In the suprachiasmatic nucleus (SCN), γ-aminobutyric acid (GABA) is a primary neurotransmitter. GABA can signal through two types of GABA_A receptor subunits, often referred to as synaptic GABA_A (gamma subunit) and extra-synaptic GABA_A (delta subunit). To test the functional roles of these distinct GABA_A in regulating circadian rhythms, we developed a multicellular SCN model where we could separately compare the effects of manipulating GABA neurotransmitter or receptor dynamics. Our model predicted that blocking GABA signalling modestly increased synchrony among circadian cells, consistent with published SCN pharmacology. Conversely, the model predicted that lowering GABA_A receptor density reduced firing rate, circadian cell fraction, amplitude and synchrony among individual neurons. When we tested these predictions, we found that the knockdown of delta GABA_A reduced the amplitude and synchrony of clock gene expression among cells in SCN explants. The model further predicted that increasing gamma GABA_A densities could enhance synchrony, as opposed to increasing delta GABA_A densities. Overall, our model reveals how blocking GABA_A receptors can modestly increase synchrony, while increasing the relative density of gamma over delta subunits can dramatically increase synchrony. We hypothesize that increased gamma GABA_A density in the winter could underlie the tighter phase relationships among SCN cells.
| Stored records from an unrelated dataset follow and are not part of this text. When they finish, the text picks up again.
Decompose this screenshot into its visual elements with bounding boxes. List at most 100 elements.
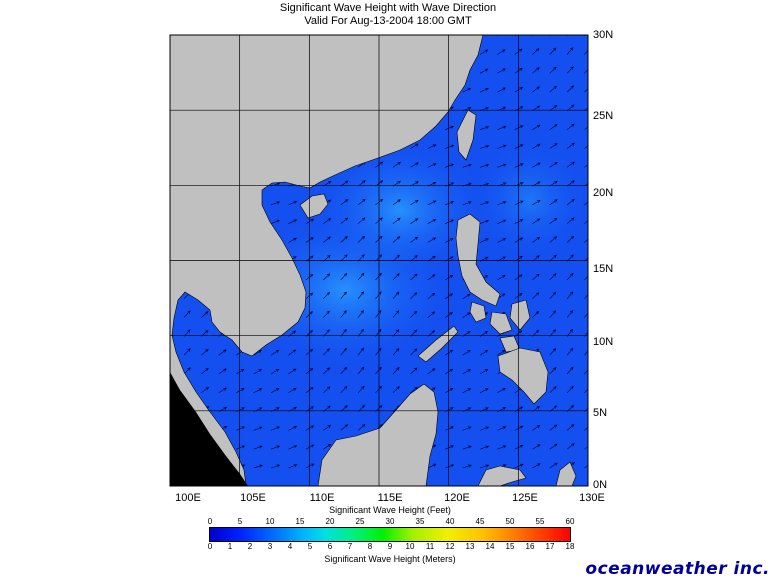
wave-direction-arrow — [514, 144, 524, 149]
wave-direction-arrow — [566, 161, 575, 168]
colorbar-feet-tick: 10 — [265, 517, 275, 526]
wave-direction-arrow — [584, 201, 588, 206]
wave-direction-arrow — [288, 464, 298, 469]
wave-direction-arrow — [340, 217, 349, 224]
wave-direction-arrow — [497, 49, 506, 55]
wave-direction-arrow — [532, 444, 541, 450]
wave-direction-arrow — [427, 163, 437, 168]
colorbar-feet-tick: 0 — [207, 517, 213, 526]
wave-direction-arrow — [218, 368, 227, 375]
wave-direction-arrow — [392, 273, 400, 281]
colorbar-feet-tick: 35 — [415, 517, 425, 526]
wave-direction-arrow — [549, 236, 558, 243]
colorbar — [209, 527, 571, 542]
wave-direction-arrow — [270, 426, 280, 431]
colorbar-meters-tick: 12 — [445, 542, 455, 551]
colorbar-feet-title: Significant Wave Height (Feet) — [329, 505, 451, 515]
wave-direction-arrow — [549, 366, 557, 375]
wave-direction-arrow — [514, 463, 524, 469]
wave-direction-arrow — [288, 219, 298, 224]
wave-direction-arrow — [497, 144, 507, 149]
wave-direction-arrow — [410, 310, 418, 318]
wave-direction-arrow — [253, 369, 262, 375]
wave-direction-arrow — [549, 199, 558, 206]
wave-direction-arrow — [323, 443, 332, 450]
wave-direction-arrow — [549, 347, 557, 356]
wave-direction-arrow — [323, 236, 331, 243]
wave-direction-arrow — [340, 291, 347, 299]
wave-direction-arrow — [392, 386, 400, 394]
colorbar-meters-tick: 0 — [207, 542, 213, 551]
wave-direction-arrow — [532, 143, 541, 149]
wave-direction-arrow — [375, 272, 382, 281]
land-mindanao — [497, 347, 549, 405]
lon-label-120e: 120E — [444, 492, 470, 504]
wave-direction-arrow — [462, 445, 472, 450]
wave-direction-arrow — [357, 235, 366, 243]
chart-title: Significant Wave Height with Wave Direct… — [279, 2, 497, 14]
wave-direction-arrow — [392, 310, 400, 318]
wave-direction-arrow — [497, 274, 506, 281]
wave-direction-arrow — [584, 164, 588, 168]
colorbar-feet-tick: 20 — [325, 517, 335, 526]
wave-direction-arrow — [584, 292, 588, 299]
wave-direction-arrow — [340, 199, 349, 206]
wave-direction-arrow — [201, 348, 209, 356]
wave-direction-arrow — [183, 367, 191, 375]
wave-direction-arrow — [357, 366, 365, 375]
wave-direction-arrow — [357, 198, 366, 206]
land-hainan — [299, 193, 329, 219]
wave-direction-arrow — [497, 238, 507, 243]
wave-direction-arrow — [462, 350, 471, 356]
wave-direction-arrow — [514, 237, 524, 243]
wave-direction-arrow — [532, 67, 540, 74]
land-borneo — [317, 383, 439, 486]
wave-direction-arrow — [410, 292, 418, 300]
wave-direction-arrow — [410, 199, 419, 206]
wave-direction-arrow — [445, 125, 455, 130]
wave-direction-arrow — [549, 291, 557, 300]
wave-direction-arrow — [532, 48, 540, 55]
colorbar-meters-tick: 6 — [327, 542, 333, 551]
land-halmahera — [555, 461, 577, 486]
wave-direction-arrow — [392, 236, 401, 243]
wave-direction-arrow — [584, 48, 588, 55]
colorbar-feet-tick: 30 — [385, 517, 395, 526]
colorbar-meters-tick: 4 — [287, 542, 293, 551]
colorbar-feet-tick: 5 — [237, 517, 243, 526]
wave-direction-arrow — [445, 144, 455, 149]
wave-direction-arrow — [549, 443, 558, 450]
wave-direction-arrow — [584, 348, 588, 356]
wave-direction-arrow — [462, 369, 472, 375]
wave-direction-arrow — [532, 425, 541, 431]
lon-label-115e: 115E — [377, 492, 403, 504]
lat-label-30n: 30N — [593, 29, 614, 41]
wave-direction-arrow — [445, 445, 455, 450]
wave-direction-arrow — [323, 310, 330, 318]
wave-direction-arrow — [549, 47, 557, 55]
wave-direction-arrow — [479, 238, 489, 243]
wave-direction-arrow — [549, 217, 558, 224]
wave-direction-arrow — [532, 86, 541, 93]
colorbar-feet-tick: 40 — [445, 517, 455, 526]
colorbar-meters-title: Significant Wave Height (Meters) — [324, 554, 456, 564]
wave-direction-arrow — [288, 349, 297, 356]
wave-direction-arrow — [340, 236, 348, 243]
wave-direction-arrow — [323, 386, 331, 394]
wave-direction-arrow — [566, 424, 575, 431]
wave-direction-arrow — [305, 444, 315, 450]
wave-direction-arrow — [340, 424, 349, 431]
wave-direction-arrow — [532, 236, 541, 243]
wave-direction-arrow — [427, 311, 436, 318]
colorbar-meters-tick: 14 — [485, 542, 495, 551]
wave-direction-arrow — [462, 87, 472, 93]
wave-direction-arrow — [479, 201, 490, 206]
colorbar-meters-tick: 8 — [367, 542, 373, 551]
lon-label-130e: 130E — [579, 492, 605, 504]
wave-direction-arrow — [514, 445, 524, 450]
wave-direction-arrow — [427, 237, 437, 243]
wave-direction-arrow — [427, 144, 437, 149]
map-frame — [169, 34, 589, 487]
wave-direction-arrow — [479, 163, 490, 168]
在视交叉上核（SCN）中，γ-氨基丁酸（GABA）是主要的神经递质。 GABA 可以通过两种类型的 GABA _A受体亚基发出信号，通常称为突触 GABA _A （γ 亚基）和突触外 GABA _A （δ 亚基）。为了测试这些不同的 GABA _A在调节昼夜节律中的功能作用，我们开发了一个多细胞 SCN 模型，在该模型中我们可以分别比较操纵 GABA 神经递质或受体动力学的效果。我们的模型预测，阻断 GABA 信号传导会适度增加昼夜节律细胞之间的同步性，这与已发表的 SCN 药理学一致。相反，该模型预测降低 GABA _A受体密度会降低各个神经元之间的放电率、昼夜节律细胞分数、幅度和同步性。当我们测试这些预测时，我们发现 delta GABA _A的敲低降低了 SCN 外植体细胞间时钟基因表达的幅度和同步性。该模型进一步预测，增加 γ GABA _A密度可以增强同步性，而不是增加 delta GABA _A密度。总体而言，我们的模型揭示了阻断 GABA _A受体如何适度增加同步性，同时增加 γ 相对于 δ 亚基的相对密度如何显着增加同步性。我们假设冬季伽马 GABA _A密度增加可能是 SCN 细胞之间更紧密的相位关系的基础。